Artist’s Shit

Sometimes I like conceptual art. Like this piece above by Manzoni: the base of the world. The base of the world! It stands on nothing but thin air. It’s clever, but it’s a bit of a one liner. And after you tease out its implications — groundlessness, the world itself as a work of creation — there’s not much else, and the work itself is a bit boring. The limits of the concept impose themselves, and then a piece’s unidimensionality spells its own ruin. It becomes “cute” or “trite.”

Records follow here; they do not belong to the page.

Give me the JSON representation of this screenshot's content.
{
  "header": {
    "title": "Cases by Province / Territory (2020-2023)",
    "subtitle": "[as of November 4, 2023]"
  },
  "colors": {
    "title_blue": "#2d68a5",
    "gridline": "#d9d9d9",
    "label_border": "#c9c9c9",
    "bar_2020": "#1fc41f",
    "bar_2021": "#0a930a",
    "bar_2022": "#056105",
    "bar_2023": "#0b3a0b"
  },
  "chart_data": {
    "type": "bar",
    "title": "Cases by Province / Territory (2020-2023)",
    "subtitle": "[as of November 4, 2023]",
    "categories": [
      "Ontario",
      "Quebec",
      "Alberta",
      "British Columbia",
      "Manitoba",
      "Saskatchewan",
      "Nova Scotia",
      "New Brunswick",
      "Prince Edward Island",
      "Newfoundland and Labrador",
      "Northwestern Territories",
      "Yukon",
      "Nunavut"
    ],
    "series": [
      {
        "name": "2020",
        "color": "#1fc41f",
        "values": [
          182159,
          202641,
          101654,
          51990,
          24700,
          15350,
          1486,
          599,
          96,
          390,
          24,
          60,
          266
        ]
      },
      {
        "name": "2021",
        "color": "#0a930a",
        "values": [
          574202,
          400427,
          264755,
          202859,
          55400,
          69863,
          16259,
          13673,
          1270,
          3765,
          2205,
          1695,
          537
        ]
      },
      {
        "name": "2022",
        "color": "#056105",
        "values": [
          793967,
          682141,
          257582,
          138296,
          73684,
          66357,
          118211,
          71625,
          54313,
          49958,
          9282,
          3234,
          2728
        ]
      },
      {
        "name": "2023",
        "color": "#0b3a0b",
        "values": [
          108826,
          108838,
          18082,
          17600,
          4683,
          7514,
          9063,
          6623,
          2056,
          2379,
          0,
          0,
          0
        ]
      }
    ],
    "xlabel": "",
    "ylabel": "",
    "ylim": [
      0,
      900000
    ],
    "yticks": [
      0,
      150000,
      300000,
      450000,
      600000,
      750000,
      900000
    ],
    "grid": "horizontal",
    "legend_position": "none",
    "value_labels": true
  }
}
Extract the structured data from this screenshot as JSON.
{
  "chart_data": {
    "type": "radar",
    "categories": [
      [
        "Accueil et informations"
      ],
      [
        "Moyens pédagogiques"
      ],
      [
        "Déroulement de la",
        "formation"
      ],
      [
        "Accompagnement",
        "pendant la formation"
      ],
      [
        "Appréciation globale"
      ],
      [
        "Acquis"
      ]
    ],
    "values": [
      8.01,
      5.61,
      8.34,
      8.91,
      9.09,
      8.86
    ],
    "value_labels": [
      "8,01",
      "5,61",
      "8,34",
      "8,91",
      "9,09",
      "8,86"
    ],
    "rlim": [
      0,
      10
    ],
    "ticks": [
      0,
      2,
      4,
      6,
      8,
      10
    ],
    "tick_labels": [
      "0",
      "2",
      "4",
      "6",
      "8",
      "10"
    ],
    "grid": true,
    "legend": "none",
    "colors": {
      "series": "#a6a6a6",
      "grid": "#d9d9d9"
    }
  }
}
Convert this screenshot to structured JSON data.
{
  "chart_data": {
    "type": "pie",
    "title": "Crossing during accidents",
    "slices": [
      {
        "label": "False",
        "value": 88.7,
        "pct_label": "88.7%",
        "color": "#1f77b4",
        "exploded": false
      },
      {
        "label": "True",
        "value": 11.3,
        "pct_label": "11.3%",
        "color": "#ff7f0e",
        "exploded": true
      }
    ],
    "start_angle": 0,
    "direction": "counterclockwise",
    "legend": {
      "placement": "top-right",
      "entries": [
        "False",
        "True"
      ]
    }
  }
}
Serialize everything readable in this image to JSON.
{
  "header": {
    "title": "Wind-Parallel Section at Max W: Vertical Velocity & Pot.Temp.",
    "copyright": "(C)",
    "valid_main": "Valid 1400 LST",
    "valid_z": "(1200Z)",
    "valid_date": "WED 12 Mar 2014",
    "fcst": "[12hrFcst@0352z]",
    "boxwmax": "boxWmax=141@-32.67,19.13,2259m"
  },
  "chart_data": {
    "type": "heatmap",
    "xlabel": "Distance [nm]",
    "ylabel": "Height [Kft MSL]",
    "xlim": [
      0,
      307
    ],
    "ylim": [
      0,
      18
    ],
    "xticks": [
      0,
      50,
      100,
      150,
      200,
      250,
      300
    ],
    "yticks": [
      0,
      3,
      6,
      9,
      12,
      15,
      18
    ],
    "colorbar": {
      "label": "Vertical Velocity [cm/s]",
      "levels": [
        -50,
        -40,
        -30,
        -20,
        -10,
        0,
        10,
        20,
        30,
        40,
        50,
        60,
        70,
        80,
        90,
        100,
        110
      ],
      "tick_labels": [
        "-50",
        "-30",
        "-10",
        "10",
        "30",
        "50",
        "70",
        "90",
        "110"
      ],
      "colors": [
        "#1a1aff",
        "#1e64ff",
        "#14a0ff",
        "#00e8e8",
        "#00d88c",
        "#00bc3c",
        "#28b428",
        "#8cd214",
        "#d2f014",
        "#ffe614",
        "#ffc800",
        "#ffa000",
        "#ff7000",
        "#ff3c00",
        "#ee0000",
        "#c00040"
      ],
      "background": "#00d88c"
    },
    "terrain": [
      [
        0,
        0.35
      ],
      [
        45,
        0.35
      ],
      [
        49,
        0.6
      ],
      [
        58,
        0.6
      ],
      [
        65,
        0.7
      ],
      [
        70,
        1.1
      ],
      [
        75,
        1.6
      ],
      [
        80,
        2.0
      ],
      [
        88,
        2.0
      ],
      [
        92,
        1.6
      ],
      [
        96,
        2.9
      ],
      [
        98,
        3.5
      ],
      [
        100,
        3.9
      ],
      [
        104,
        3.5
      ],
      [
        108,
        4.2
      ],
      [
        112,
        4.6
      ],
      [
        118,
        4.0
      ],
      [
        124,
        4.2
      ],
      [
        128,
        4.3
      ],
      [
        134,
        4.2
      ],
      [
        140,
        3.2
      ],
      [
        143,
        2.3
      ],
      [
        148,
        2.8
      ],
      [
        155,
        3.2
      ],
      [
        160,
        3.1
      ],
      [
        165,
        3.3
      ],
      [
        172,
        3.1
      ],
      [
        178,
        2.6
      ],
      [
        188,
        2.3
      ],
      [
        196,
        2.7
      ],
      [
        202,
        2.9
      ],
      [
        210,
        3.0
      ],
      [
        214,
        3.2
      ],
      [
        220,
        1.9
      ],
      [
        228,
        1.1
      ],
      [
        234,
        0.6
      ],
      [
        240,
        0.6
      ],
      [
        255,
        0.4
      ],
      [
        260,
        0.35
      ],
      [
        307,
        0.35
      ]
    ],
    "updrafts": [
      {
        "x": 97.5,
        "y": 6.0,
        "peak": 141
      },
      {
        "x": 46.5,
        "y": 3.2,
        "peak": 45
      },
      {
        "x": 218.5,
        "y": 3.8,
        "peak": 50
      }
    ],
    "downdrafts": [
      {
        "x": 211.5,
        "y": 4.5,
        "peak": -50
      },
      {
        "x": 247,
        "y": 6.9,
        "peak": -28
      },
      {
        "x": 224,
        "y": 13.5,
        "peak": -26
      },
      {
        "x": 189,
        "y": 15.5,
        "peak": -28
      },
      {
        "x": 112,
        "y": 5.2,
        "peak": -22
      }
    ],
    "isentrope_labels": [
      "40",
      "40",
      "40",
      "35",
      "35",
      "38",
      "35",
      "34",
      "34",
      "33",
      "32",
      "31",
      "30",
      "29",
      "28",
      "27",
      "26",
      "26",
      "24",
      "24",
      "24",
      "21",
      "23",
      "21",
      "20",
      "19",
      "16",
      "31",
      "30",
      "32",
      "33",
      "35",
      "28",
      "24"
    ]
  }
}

Othertimes though a piece becomes more interesting inspite of itself. Like another one by Manzoni, “Artist’s Shit.” The gag for this one was a bit more performative than that of the base of the world: Manzoni collected his shit and then split it into 30g specimens, divided into 90 cans. He labeled each can with its contents, and then sold each for its weight in gold. Ho ho! The art world’s luminaries understand this as a comment on commodification and reification of the artist’s product — explicitly here, his solid waste. But this doesn’t really comprehend what’s going on; or it only grasps part of it. Because while there is certainly something like commodification going on here, strictly speaking our 90 cans of Manzoni’s solid waste are not commodities proper. If there were, someone else could have shat in a can and sold it for its weight in silver, and thereby driven Manzoni out of, as it were, the shit business.
So there is something else at play in the sale of art in the upper reaches. Those that shell out 50,000 GBP for a 30g, oxidized tin of what very well might be shit are after something other than commodities, and the amount they pay for something is caught up in far more complex process than its costs of production — even in the most simple picture. To get at this would require looking at the complex sequence of events and choices that lends a certain artist the aura or cachet that makes his or her work appear as a constant store of value — the rich do not spend upwards of a 100,000 dollars on one of Manzoni’s tins only to debase it by opening it up to find out just what is inside.
Commodification and reification are presupposed in the production of works like “Artist’s Shit.” But they are not what the work is about, even on a functional level. In order for the art world to function, in its semi-autonomous way, over and above the more basic and brutal labor-market, a given amount of liquidity has to be transfered to the buyers and devotees that make it up, and this transfer is effected by the motor of commodity-production. Of course this is the case. But this is not sufficient for a given art-object to be vaulted into Sotheby’s ambit. A peculiar anticipation of an object’s continued value, in spite of being a bit of shit, or a heap of junk, is what allows Manzoni’s tins to function as art. Hence there is little irony in the fact that people buy it, or a pissoir, despite both being recepticles of human waste. Not only are the buyers playing a role within a specific social milieu where there is a status attached to owning a bit of Manzoni, they are anticipating future worth.
This does not mean, either, that anything can be art. It means that almost nothing can. So you have to wonder who the joke is on.